还记得差不多三年前,第一次爬马蜂窝网站的数据,所有的请求都是没有加密,可以任意请求,自从出了那事之后,所有的api就开启了加密。
我好奇的打开了下几年前的代码,发现现在还是可以请求,且数据还是正确有效,估计是服务没停,只是现在从网站上没法查询到。
但是这些都不是今天的重点,今天的重点是分析一下现在马蜂窝机票服务的加密规则。
开始
作案工具
1.一台能上网的电脑
2.chrome浏览器
数据分析
1.打开马蜂窝站点,这里选择一条作案路线,2019-11-19从上海到厦门的机票:
https://www.mafengwo.cn/flight/#/list?departCity=上海&departCode=SHA&destCity=厦门&destCode=XMN&departDate=2019-11-19&status=0&withChild=0
2.查找请求数据的api
开启f12,点击Network=>xhr,分析发现有一个ajax请求
https://fdspl-traffic.mafengwo.cn/fdspl/v1/flightList/search
请求方式为post(json)
参数为:
{"tfb_req_id":"242b98c1697e8eab088f7c8b8ffb81dc","departCode":"SHA","destCode":"XMN","departDate":"2019-10-19","trip":0,"adultNums":1,"hasChildren":false,"queryTimes":1,"signKey":"e6f54d0167003a4d5c0519bb18f49e47","depDateAndFlightNo":"","sign":"d365ebeb04b4b1db5be4a24fb3d27355"}
tfb_req_id 请求的随机数
departCode 出发城市的标识
destCode 到达城市的标识
departDate 出发的时间
trip 旅程 单程还是往返
adultNums 成人的数量
hasChildren 是否有孩子
queryTimes 第几次请求,后面会说到
signKey 签名的key(guid去除-的结果,通过源码知道)
sign 加密的签名
3.分析加密方法
通过请求的域名中的部分路由 flightList/search 定位到一个变量(在js中找到,index.***.js)
接着通过参数分析我们定义到获取请求的方法
这个js代码看着复杂,其实不会,因为是被混淆过的,webpack打包之后的代码,但是我们也可以利用工具进行一步步的抽丝剥茧。
利用chrome的提调试,进行方法的定位与分析
通过分析会发现参数的加密方法以及调用的方法
function s(t, e) {
var i = (65535 & t) + (65535 & e);
return (t >> 16) + (e >> 16) + (i >> 16) << 16 | 65535 & i
}
....
function v(t, e) {
return function (t, e) {
var i, a, s = p(t), r = [], n = [];
for (r[15] = n[15] = void 0,
s.length > 16 && (s = d(s, 8 * t.length)),
i = 0; i < 16; i += 1)
r[i] = 909522486 ^ s[i],
n[i] = 1549556828 ^ s[i];
return a = d(r.concat(p(e)), 512 + 8 * e.length),
u(d(n.concat(a), 640))
}(h(t), h(e))
}
what? 这个是什么鬼,我咋分析加密算法,然后再转化成python的加密算法呢。
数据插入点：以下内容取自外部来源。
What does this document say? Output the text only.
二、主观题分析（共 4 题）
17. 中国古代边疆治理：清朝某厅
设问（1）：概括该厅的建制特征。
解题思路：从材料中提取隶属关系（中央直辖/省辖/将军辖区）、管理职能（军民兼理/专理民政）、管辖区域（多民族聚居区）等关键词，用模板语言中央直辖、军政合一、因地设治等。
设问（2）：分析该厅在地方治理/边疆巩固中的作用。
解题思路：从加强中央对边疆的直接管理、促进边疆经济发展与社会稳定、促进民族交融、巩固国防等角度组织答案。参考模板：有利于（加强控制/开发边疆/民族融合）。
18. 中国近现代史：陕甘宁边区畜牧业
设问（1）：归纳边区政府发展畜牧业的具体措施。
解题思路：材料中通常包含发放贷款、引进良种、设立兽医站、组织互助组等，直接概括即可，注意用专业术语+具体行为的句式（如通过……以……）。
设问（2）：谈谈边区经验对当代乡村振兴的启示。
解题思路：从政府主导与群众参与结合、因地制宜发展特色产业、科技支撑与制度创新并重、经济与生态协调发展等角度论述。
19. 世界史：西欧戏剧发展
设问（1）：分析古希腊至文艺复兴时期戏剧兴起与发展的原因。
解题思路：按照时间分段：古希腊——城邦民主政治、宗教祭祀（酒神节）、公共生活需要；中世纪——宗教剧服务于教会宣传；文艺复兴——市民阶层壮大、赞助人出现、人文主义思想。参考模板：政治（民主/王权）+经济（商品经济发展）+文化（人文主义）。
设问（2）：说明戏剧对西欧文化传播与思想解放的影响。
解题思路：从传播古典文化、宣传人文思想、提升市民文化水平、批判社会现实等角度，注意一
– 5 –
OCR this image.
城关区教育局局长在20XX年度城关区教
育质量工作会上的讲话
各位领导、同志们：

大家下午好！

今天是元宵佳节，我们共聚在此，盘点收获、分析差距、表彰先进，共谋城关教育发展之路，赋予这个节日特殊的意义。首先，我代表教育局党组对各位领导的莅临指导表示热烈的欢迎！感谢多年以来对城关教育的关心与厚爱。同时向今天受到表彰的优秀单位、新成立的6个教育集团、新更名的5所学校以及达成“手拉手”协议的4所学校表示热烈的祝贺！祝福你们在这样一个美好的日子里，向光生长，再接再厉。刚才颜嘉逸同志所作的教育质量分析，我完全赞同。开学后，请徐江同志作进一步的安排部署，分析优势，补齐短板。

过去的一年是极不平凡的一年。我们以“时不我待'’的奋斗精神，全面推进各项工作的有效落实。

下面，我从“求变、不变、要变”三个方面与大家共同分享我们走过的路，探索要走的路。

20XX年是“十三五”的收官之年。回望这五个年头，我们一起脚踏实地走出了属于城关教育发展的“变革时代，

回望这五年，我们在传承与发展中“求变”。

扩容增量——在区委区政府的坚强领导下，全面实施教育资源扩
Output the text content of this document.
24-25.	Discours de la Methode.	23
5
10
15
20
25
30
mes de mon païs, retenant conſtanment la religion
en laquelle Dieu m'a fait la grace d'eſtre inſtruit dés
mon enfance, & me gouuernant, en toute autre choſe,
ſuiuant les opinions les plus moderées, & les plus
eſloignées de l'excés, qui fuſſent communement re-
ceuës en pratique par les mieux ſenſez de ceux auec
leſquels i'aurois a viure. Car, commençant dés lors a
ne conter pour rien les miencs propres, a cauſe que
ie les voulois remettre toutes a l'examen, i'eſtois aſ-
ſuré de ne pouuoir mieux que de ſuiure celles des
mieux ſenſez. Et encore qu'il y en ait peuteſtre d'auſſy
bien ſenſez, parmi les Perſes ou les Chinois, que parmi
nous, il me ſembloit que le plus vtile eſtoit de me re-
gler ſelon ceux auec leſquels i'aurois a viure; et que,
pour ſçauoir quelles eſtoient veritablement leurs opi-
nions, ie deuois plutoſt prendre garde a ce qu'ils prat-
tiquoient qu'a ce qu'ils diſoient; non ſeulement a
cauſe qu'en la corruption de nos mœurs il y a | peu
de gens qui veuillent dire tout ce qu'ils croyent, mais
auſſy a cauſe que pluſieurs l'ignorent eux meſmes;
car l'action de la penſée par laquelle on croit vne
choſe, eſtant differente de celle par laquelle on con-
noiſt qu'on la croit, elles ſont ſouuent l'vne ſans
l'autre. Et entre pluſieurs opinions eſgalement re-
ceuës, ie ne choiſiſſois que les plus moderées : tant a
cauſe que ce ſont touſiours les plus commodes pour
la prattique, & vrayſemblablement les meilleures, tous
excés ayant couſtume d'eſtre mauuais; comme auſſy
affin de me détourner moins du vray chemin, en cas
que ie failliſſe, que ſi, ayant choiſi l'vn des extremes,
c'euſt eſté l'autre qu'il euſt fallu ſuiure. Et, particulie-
答案是,这些都不用你做,你只需要分析出是调用哪个方法,然后进行封装就好。
4.进行加密方法的封装
借用js2py这个类库进行js代码的解析与运行
在刚刚的获取的js方法基础上,我们再加一个加密的方法
function sign(t) {
return f(m(t));
}
python获取加密算法的封装
import js2py
js = js2py.EvalJs() //生成
js_script='''
function s(t, e) {
var i = (65535 & t) + (65535 & e);
return (t >> 16) + (e >> 16) + (i >> 16) << 16 | 65535 & i
}
...
function sign(t) {
return f(m(t));
}
'''
js.execute(js_script)
sign = js.sign(t)
5.模拟数据的请求
分析可以知道请求参数中的queryTimes为第几次请求,这个是根据第一次请求的结果中返回的参数needQueryMore决定
needQueryMore 如果为true,则需要持续的发起请求,直到为false为止
其中存在两种情况,第一种为有机票数据,第二种没有,猜测是缓存更新机制的问题,1.生成缓存 2.需要更新缓存
以下为完全的python请求代码
import js2py
import time
import requests
def log(result):
'''打印数据
'''
for r in result['data']['list']:
segment = r['goTrip']['segmentMOList'][0]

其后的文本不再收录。